L’Inde et l’Union européenne (UE) ont officiellement conclu, ce mardi 27 janvier, un accord de libre-échange tant attendu, le fruit de négociations s’étalant sur plus de 20 ans. Le Premier ministre indien, Narendra Modi, a exprimé sa satisfaction face à cet accord, le qualifiant de source de « nombreuses opportunités ».
Dans un contexte géopolitique incertain, cet accord représente une stratégie pour les deux parties afin de contrer la montée en puissance de la Chine et de s’adapter aux répercussions des tensions commerciales entre les États-Unis et d’autres nations. Modi a noté avec jubilation que « on dit dans le monde que c’est l’accord de tous les accords ».
Lors de son discours à New Delhi, en amont d’une rencontre avec le président du Conseil européen, Antonio Costa, et la présidente de la Commission européenne, Ursula von der Leyen, Modi a souligné que ce pacte « couvre environ 25 % du produit intérieur brut (PIB) mondial », tout en affectant aussi un tiers du commerce international.
Les derniers détails ont été réglés au cours de négociations de dernière minute. L’accord promet de stimuler le commerce entre l’Inde et l’UE, avec une réduction des droits de douane dans plusieurs secteurs. En 2024, les échanges entre les deux entités ont déjà atteint 120 milliards d’euros en marchandises, une hausse impressionnante de 90 % en dix ans.
Bruxelles est particulièrement intéressée par le marché indien, le plus peuplé au monde, avec 1,5 milliard d'habitants et une croissance projetée de 8,2 % au dernier trimestre, comme le rapporte Le Monde.
Par ailleurs, le FMI prévoit que l’Inde pourrait, dès cette année, ravir à Japonaise la quatrième place parmi les plus grandes économies mondiales, une progression qui pourrait s’accélérer d’ici 2030.
Un partenariat stratégique
Pour New Delhi, l’Europe représente une source essentielle de technologies et d’investissements nécessaires pour renforcer son développement et créer de nouveaux emplois pour sa population. Ursula von der Leyen a insisté sur l'importance d'offrir un « niveau d’accès le plus élevé jamais accordé » au marché indien, promettant un doublement des exportations européennes.

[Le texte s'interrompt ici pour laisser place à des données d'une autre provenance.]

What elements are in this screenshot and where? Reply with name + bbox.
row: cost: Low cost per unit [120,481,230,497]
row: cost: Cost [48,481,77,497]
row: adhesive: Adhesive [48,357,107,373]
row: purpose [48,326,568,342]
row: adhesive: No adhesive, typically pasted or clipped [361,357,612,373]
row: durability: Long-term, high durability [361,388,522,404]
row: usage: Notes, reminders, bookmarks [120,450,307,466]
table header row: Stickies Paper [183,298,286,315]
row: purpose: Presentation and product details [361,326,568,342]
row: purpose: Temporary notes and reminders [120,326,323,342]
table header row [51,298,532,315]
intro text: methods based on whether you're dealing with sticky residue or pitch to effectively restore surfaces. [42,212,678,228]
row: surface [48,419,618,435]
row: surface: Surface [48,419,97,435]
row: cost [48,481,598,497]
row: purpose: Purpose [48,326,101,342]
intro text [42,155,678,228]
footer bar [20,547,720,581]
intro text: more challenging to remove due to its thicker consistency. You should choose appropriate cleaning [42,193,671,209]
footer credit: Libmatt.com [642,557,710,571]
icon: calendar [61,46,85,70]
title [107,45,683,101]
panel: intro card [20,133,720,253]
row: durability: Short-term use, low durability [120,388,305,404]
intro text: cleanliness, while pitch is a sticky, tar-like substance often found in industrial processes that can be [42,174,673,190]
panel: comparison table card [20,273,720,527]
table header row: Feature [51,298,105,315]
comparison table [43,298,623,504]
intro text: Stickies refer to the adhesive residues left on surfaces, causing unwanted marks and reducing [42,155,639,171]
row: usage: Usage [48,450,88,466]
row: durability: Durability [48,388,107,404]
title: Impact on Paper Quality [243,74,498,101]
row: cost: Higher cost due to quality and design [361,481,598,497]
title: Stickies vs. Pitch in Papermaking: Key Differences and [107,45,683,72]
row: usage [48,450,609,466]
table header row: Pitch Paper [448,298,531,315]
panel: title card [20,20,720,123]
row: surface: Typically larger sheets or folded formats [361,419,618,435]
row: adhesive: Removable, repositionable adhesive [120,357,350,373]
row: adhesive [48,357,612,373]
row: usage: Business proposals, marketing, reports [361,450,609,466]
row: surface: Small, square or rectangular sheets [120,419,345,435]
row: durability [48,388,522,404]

En retour, l’Inde devrait ouvrir davantage ses portes aux voitures et vins européens, tout en bénéficiant d’un accès renforcé à l’Europe pour ses secteurs des textiles et des médicaments. Les deux parties envisagent également de signer un accord sur les mouvements de travailleurs saisonniers et d’échanges académiques, illustrant l’importance d’un partenariat renforcé.
Ursula von der Leyen a déclaré sur X que « l’Inde et l’Europe ont fait un choix clair : celui d’un partenariat stratégique », ajoutant que cela démontre qu’il existe « une autre voie possible pour un monde fracturé ».
Dans le domaine de la défense, l’Inde a diversifié ses achats militaires pour réduire sa dépendance historique aux armes russes, tandis que l’Europe cherche à faire de même par rapport aux États-Unis.